Wells Fargo sees gold at $6,300 by end-2026 despite recent slump
Gold has failed to behave as a safe-haven asset over the past month, with macroeconomic headwinds weighing on sentiment.
However, Wells Fargo believes that long-term prospects for the precious metal remain well-supported.
Gold prices on COMEX climbed 2% on Friday, buoyed by a weaker dollar, which made the metal cheaper for overseas buyers.
The yellow metal is still set for its fourth straight weekly decline as higher energy prices feed into concerns over rising inflation, which may keep interest rates elevated for long.
Macroeconomic headwinds drive gold’s decline
Wells Fargo commodity analysts, in their recent global investment strategy report, attribute the unexpected decline in gold prices to a complicated macroeconomic landscape.
They suggested that the impact of higher interest rates, a strengthening US dollar, and increasing real yields is currently overshadowing the supportive factor of geopolitical risk.
Spikes in the US dollar, Treasury yields, and expectations for rate cuts coming under pressure have all been potent headwinds for gold.
Gold prices are currently experiencing their most significant losing streak since 1983, a decline that accompanies the recent comments.
Since reaching record highs of $5,600 an ounce in late January, spot gold has dropped nearly 22%. It last traded at $4,391.50 an ounce, marking a nearly 2.7% decrease just on that day.
Meanwhile, the June gold contract on COMEX was last at $4,499.40 per ounce, up 2.1% from the previous close.
Inflation, geopolitics, and restraint of high rates
Gold’s role as a safe haven quickly diminished after an initial rise at the beginning of the Middle East conflict.
This was due to investors adjusting their expectations for interest rates, which, in turn, channeled safe-haven capital into the US dollar.
Rising real yields are specifically detrimental to gold, according to Wells Fargo, because they raise the opportunity cost associated with holding the non-yielding asset.

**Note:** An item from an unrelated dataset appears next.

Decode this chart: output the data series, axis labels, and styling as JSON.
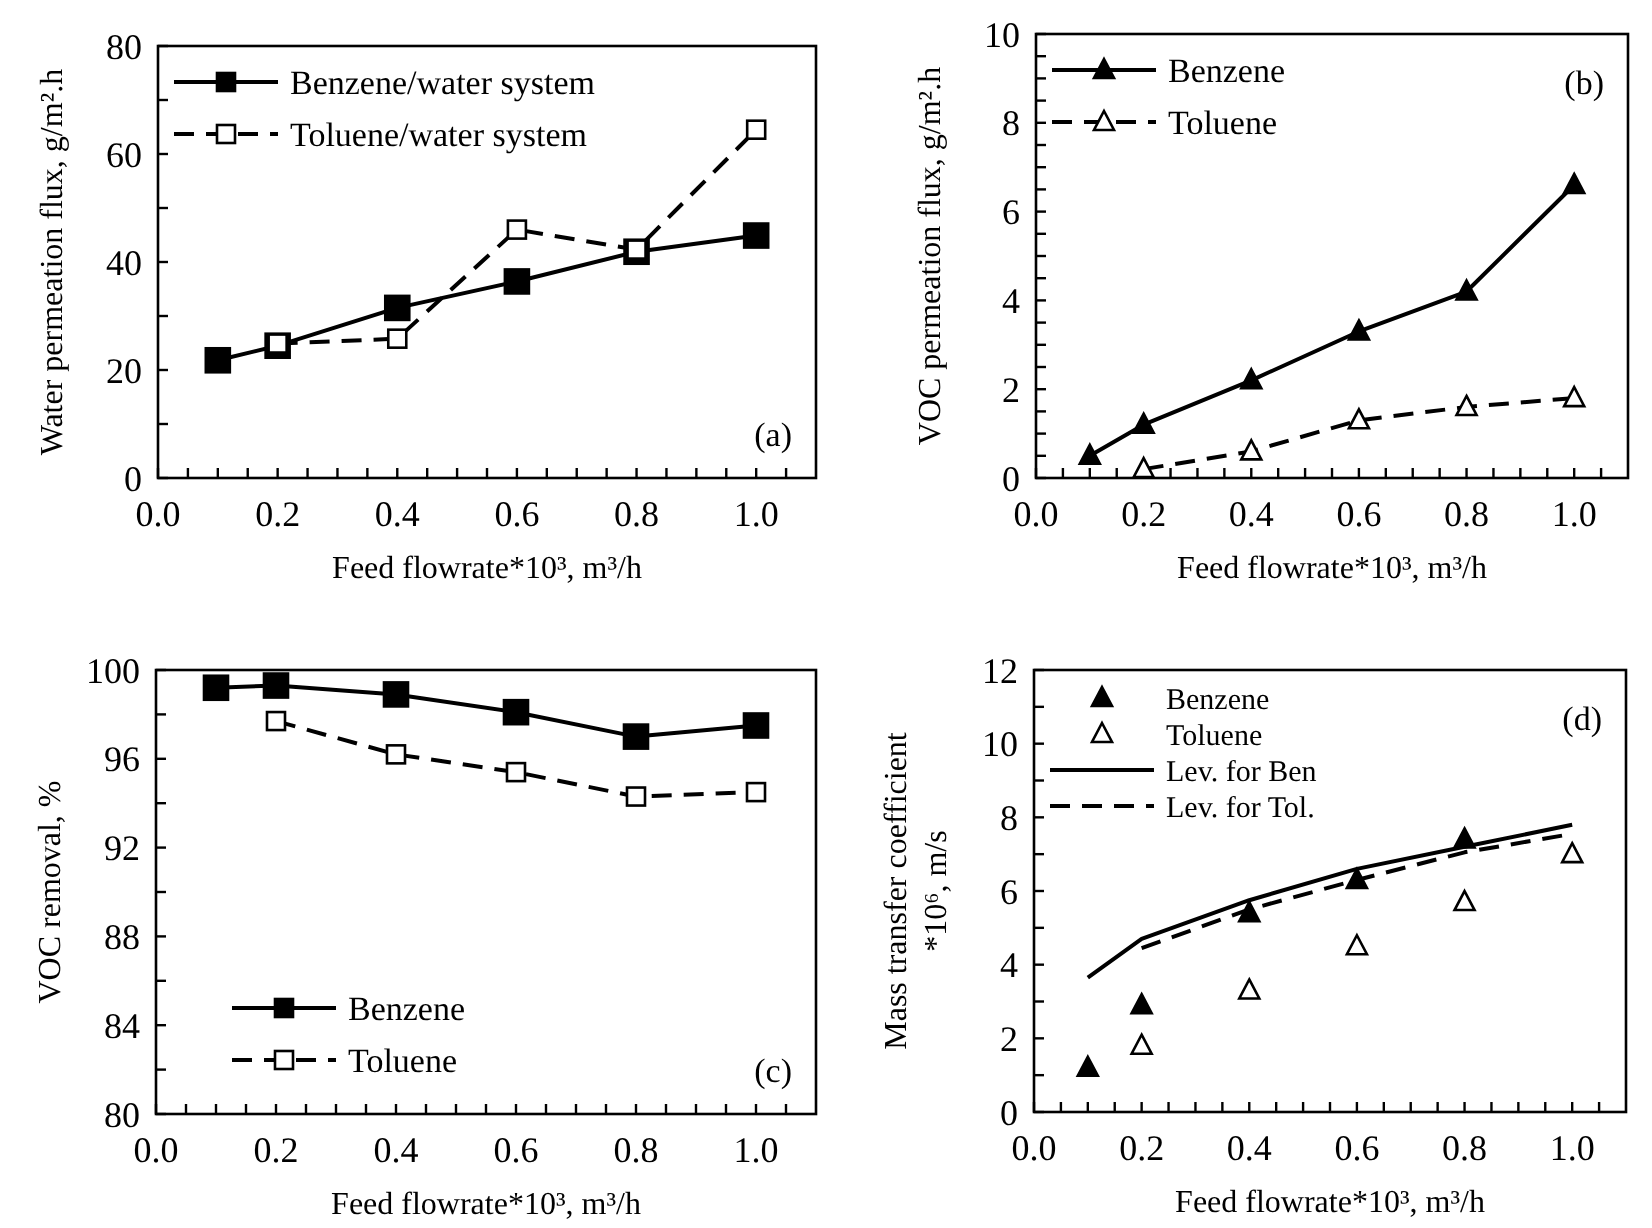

Persistent inflation concerns, exacerbated by higher energy prices, have amplified this dynamic.
The conflict has at times driven oil above $100 per barrel, raising fears that central banks will need to maintain a tighter policy stance for an extended period.
The price of Brent crude has risen above $105 a barrel, fueling concerns about inflation.
This increase is largely due to the Middle East conflict, which has almost completely halted shipments through the Strait of Hormuz, a crucial transit point for about one-fifth of the world’s crude oil and LNG.
Higher oil prices are expected to drive up manufacturing and transport costs, intensifying inflationary pressure.
While inflation generally makes gold more attractive as a hedge, the asset’s demand is being restrained by high interest rates, given that it is non-yielding.
According to the CME Group’s FedWatch Tool, traders currently do not anticipate any US rate cuts in 2026.
Furthermore, there is a 35% probability of a rate hike before the end of the year.
This sentiment is a stark contrast to the expectations of two rate cuts that prevailed before the recent conflict began.
Wells Fargo remains bullish, sees tactical opportunity
Wells Fargo maintains a firm, long-term bullish outlook on gold, despite the yellow metal’s recent period of weakness.
Driven by continued demand from central banks and the expected easing of US dollar strength and yields, the bank projected prices will be in the range of $6,100 to $6,300 per ounce by the end of 2026.
The consistent purchasing activity by central banks, which remains significantly higher than long-term averages, was also noted by the analysts as a fundamental, structural driver of demand.
Wells Fargo anticipated that the conflict with Iran will only slightly affect the economy.
They project that key obstacles for gold—namely, inflation pressures and high Treasury yields—will diminish later this year, leading to a more favorable environment for the precious metal.
The bank asserted that the US is now better equipped to withstand an energy crisis compared to previous periods.
This resilience is attributed to several structural changes, including a greater reliance on a services-driven economy, the country’s position as a net energy exporter, and a reduction in the proportion of household expenditure allocated to energy.
The expectation is that the conflict will be relatively brief, which will minimise the danger of a prolonged rise in inflation, Wells Fargo said.
Wells Fargo views gold’s recent dip, not as a sign of lost safe-haven appeal, but as a “tactical opportunity.”
The bank advises investors to gradually establish positions during this pullback, suggesting that, as the current conflict stabilizes, capital might shift from energy markets into precious metals.